春隆は、天青が町で彼らにされた話のほとんどを知っていた。というより、それを伝える唄を知っていた。天青はただ、彼らの会話を黙って端で聞いていた。



「命を呼ぶ声涙を誘い可憐な娘は春のうたかた・・・か。よくできてる」

「あの・・・」

「天青。君が僕らと違う事には気が付いていた。花を呼んだり、髪の色が変わったり。もしかすると、僕は君にとって何か大事な事を知っているかもしれない。ただ、何も教えなかったのは、どうしても不可解な点があったから」

「髪の色とは?」


春隆の言葉に秋が首を傾げる。


「初めに拾った時は、月光で透けると目の色のような、しかし陽の下には白い髪をしていたんだ。ところが、今はこの通り」

「なるほど、白い・・・。となると、やはり母が・・・。天青ちゃん。山に入ったなんて記憶・・・」

「ないです」

「だよねえ。覚えてるわけないよねえ」

「すみません・・・」

「いや、いいんだけど。仮説はたった。春隆さんが、山を越えて来た事も合わせると、だ。前に冬も言ってたし」

「え?」

「彼が山を越えようとして、山に住む冬に見つかった。そこに居合わせた春ちゃんが、彼を護ろうとする。それで母様の逆鱗に触れた。今年は特に力を増大してたから、冬に巻き込まれて春ちゃんは春としての力と記憶を失った、というところか」

「いや、それはおかしい」


秋の推測に、春隆が水を差す。


「僕が来たのは秋の終りがけだ。天青を拾ったのは春先だぞ?」

「うーん、そういう事態に陥った事がないからこれも仮説だけど。僕らは人間より寿命が永くてね。外見もなかなか成長しない。だから、力を回復するにも、やはり時間がかかった・・・ん、じゃ、ないかな・・・・・・」

「秋、正解らしいぞ」

「ん?」


戻ってきたらしい夏と冬が秋に並んで座った。


「春隆さん、やっぱりあなたが、春の記憶を持ってる」


冬が告げた。


「縁かな?でないと、春が危険を冒して冬に襲われるのを防ぐ理由もない。何か心当たりはありますか」

「・・・なくもない。ただ、山越えの記憶なら、僕は瀕死だったからあんまり・・・」

「もっと、前・・・」

「なんだ?」

「今より、もっと前の記憶が、ない?」


冬が静かに尋ねる。春隆は、ちらりと天青を見た。


「少し、外しても良いか」

「そんな暇は・・・」

「ええ、どうぞ。
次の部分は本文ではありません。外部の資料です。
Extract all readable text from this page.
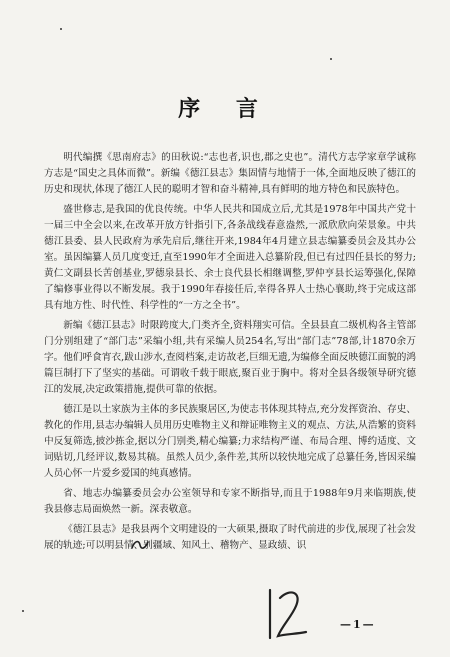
序 言

明代编撰《思南府志》的田秋说:“志也者,识也,郡之史也”。清代方志学家章学诚称方志是“国史之具体而微”。新编《德江县志》集固情与地情于一体,全面地反映了德江的历史和现状,体现了德江人民的聪明才智和奋斗精神,具有鲜明的地方特色和民族特色。

盛世修志,是我国的优良传统。中华人民共和国成立后,尤其是1978年中国共产党十一届三中全会以来,在改革开放方针指引下,各条战线春意盎然,一派欣欣向荣景象。中共德江县委、县人民政府为承先启后,继往开来,1984年4月建立县志编纂委员会及其办公室。虽因编纂人员几度变迁,直至1990年才全面进入总纂阶段,但已有过四任县长的努力;黄仁文副县长苦创基业,罗德泉县长、余士良代县长相继调整,罗仲亨县长运筹强化,保障了编修事业得以不断发展。我于1990年春接任后,幸得各界人士热心襄助,终于完成这部具有地方性、时代性、科学性的“一方之全书”。

新编《德江县志》时限跨度大,门类齐全,资料翔实可信。全县县直二级机构各主管部门分别组建了“部门志”采编小组,共有采编人员254名,写出“部门志”78部,计1870余万字。他们呼食宵衣,跋山涉水,查阅档案,走访故老,巨细无遗,为编修全面反映德江面貌的鸿篇巨制打下了坚实的基础。可谓收千载于眼底,聚百业于胸中。将对全县各级领导研究德江的发展,决定政策措施,提供可靠的依据。

德江是以土家族为主体的多民族聚居区,为使志书体现其特点,充分发挥资治、存史、教化的作用,县志办编辑人员用历史唯物主义和辩证唯物主义的观点、方法,从浩繁的资料中反复筛选,披沙拣金,据以分门别类,精心编纂;力求结构严谨、布局合理、博约适度、文词贴切,几经评议,数易其稿。虽然人员少,条件差,其所以较快地完成了总纂任务,皆因采编人员心怀一片爱乡爱国的纯真感情。

省、地志办编纂委员会办公室领导和专家不断指导,而且于1988年9月来临期族,使我县修志局面焕然一新。深表敬意。

《德江县志》是我县两个文明建设的一大硕果,摄取了时代前进的步伐,展现了社会发展的轨迹;可以明县情、别疆域、知风土、稽物产、显政绩、识

—1—
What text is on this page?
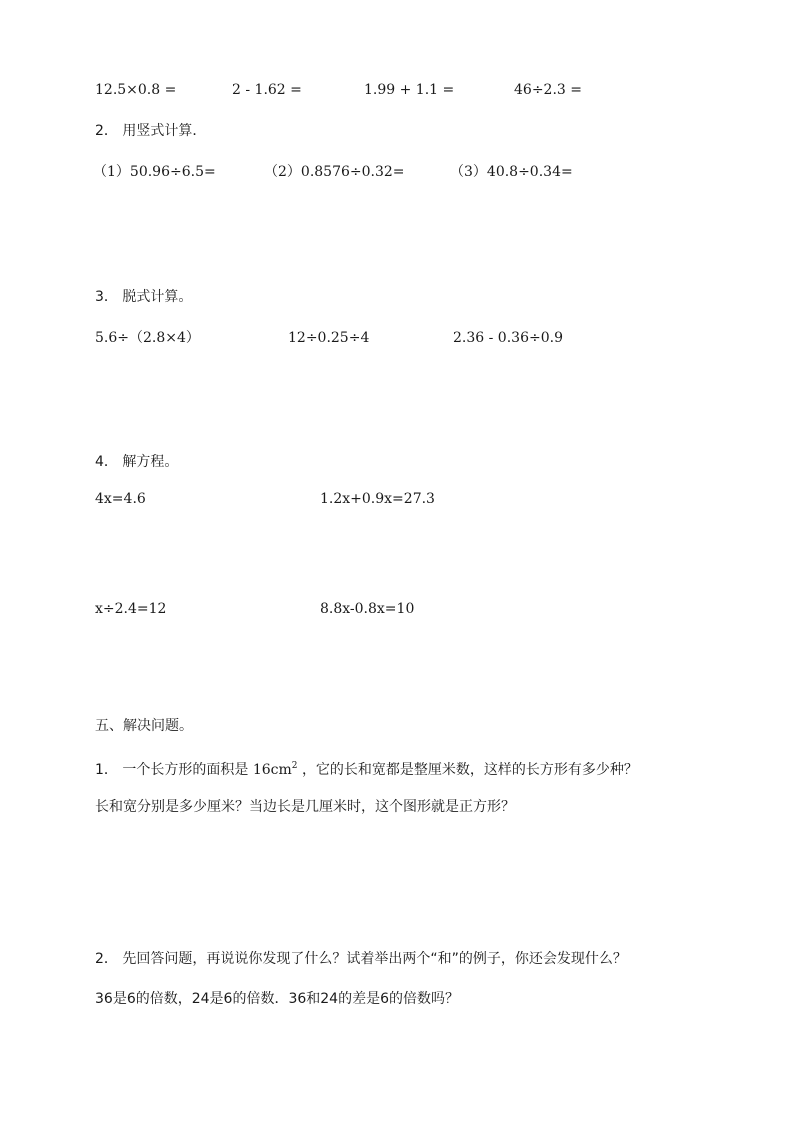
12.5×0.8 =	2 - 1.62 =	1.99 + 1.1 =	46÷2.3 =
2． 用竖式计算．
（1）50.96÷6.5=	（2）0.8576÷0.32=	（3）40.8÷0.34=
3． 脱式计算。
5.6÷（2.8×4）	12÷0.25÷4	2.36 - 0.36÷0.9
4． 解方程。
4x=4.6	1.2x+0.9x=27.3
x÷2.4=12	8.8x-0.8x=10
五、解决问题。
1． 一个长方形的面积是 $16cm^2$ ，它的长和宽都是整厘米数，这样的长方形有多少种？
长和宽分别是多少厘米？当边长是几厘米时，这个图形就是正方形？
2． 先回答问题，再说说你发现了什么？试着举出两个“和”的例子，你还会发现什么？
36是6的倍数，24是6的倍数．36和24的差是6的倍数吗？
お待ちしています」


夏を遮って秋が答えた。


「天青、良いか」

「はい・・・」


促されるままに立ち上がる。春隆に連れられて、彼女は家の裏に出た。


「君が、四季の春だとは、町で聞いたのかな」

「え?」

「彼らの話は、理解できているのか」

「なんとなく・・・・・・」


困ったように眉を下げる天青に、春隆は続ける。


「天青。・・・いや、春・・・か。僕の師範が、君に会った事があるかもしれない」

「私に?」

「そうだ。だとすると、この家に居たことが、あるのではないかな」

「私が、ここに?」

「そうだよ」


改めて、春は振り返って家を見た。確かに懐かしさは感じた事があるが、やはり何もわからないままだ。答えない春に、春隆はぽつりぽつりと師範と、師範に聞いた話を天青に話し始めた。


「・・・つまり、春望様と私が」


聞いた話は信じられないが、数々の情報と彼女は見事に一致していた。


「今まで言うつもりはなかったんだ。どうしても不可解なところがあったし、昔聞いた話だから、半信半疑だったのもある」

「それなら、どうして・・・」

「さっき、秋という青年が言ってたろう。外見が成長しない、と。師範が会ったのが君というのも、有り得るかもしれないと思ったんだ」


春隆は優しく笑った。


「すまない、僕のせいだな。君にはやく渡せば良かったよ。・・・これを」


差し出された手から、小さな何かを受け取る。


「・・・石?」

「君の目から仮名にしたんだが、天青石と言う。君が師範に遺したものでは、ないのかな」


春は受けとった石を何度か手の上で転がした。しかし、何もわからない事に変わりはない。


「ハルさん、やっぱりわたしでは・・・・・・」


伺うが、春隆は何も答えない。


そのまま立ち尽くす二人の間を何度も強い風が吹き抜けていった。